I’m not much of a drinker as these things go.  I’m more into cake … and cupcakes … and icing  … and chocolate. So what better way to pay tribute to the patron saint of Ireland than with cake.  And green no less.

Today is (and almost was, as I look at the clock) officially St. Patrick’s Day, and it historically marks a day of celebration of the arrival of Christianity in Ireland during the 5th century BCE.

St. Patrick’s Day is probably the most widely celebrated saint’s day in the world.  Although only an official public holiday in Ireland, Northern Ireland, Montserrat, Newfoundland and Labrador, celebrations are held wherever there are large populations of Irish people, including Canada, the United States, Australia, Russia and Japan.

Historically St. Patrick’s Day was a day for spiritual renewal and thanksgiving, in honor of the death of Saint Patrick.

Because St.
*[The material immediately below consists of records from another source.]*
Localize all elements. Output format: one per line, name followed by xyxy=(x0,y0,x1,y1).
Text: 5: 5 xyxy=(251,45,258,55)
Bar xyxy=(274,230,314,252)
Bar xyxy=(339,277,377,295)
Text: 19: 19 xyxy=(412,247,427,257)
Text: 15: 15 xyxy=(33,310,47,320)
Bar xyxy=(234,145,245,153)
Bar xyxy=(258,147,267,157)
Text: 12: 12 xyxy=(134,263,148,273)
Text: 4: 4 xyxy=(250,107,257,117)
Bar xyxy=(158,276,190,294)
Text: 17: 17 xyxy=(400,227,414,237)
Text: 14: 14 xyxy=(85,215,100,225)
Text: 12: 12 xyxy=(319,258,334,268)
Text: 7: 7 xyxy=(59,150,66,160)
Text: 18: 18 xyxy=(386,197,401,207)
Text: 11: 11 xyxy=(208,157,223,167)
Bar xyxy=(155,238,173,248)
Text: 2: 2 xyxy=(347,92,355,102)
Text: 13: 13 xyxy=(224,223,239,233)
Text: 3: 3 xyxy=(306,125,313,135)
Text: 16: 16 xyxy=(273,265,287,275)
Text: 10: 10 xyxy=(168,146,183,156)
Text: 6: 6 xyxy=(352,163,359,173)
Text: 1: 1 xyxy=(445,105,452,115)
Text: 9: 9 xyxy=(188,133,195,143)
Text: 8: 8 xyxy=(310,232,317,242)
Patrick’s Day occurs during the Christian Lent period, religious families would have been prohibited from consuming meat and alcohol. However, these prohibitions were waived on St. Patty’s Day, allowing even the most pious to celebrate the day with a traditional feast of Irish bacon, cabbage and spirits.

But enough about history. Let’s talk cake.


This is a magical cake.

It’s been touched by leprechaun’s. Kissed by butterflies. Sprinkled with fairy dust.  Trimmed with dragees. Blessed with sprinkles. Stenciled with love. Spun with sugar. And baked with joy.

Brimming with the luck o’ the Irish and covered in homemade white chocolate cakelets, it’s the pot of gold at the end of the rainbow.

St. Patrick’s Day is marked by the “wearing of the green” and what better way to wear it, than on a cake.

I’d love to hear if you wore green today?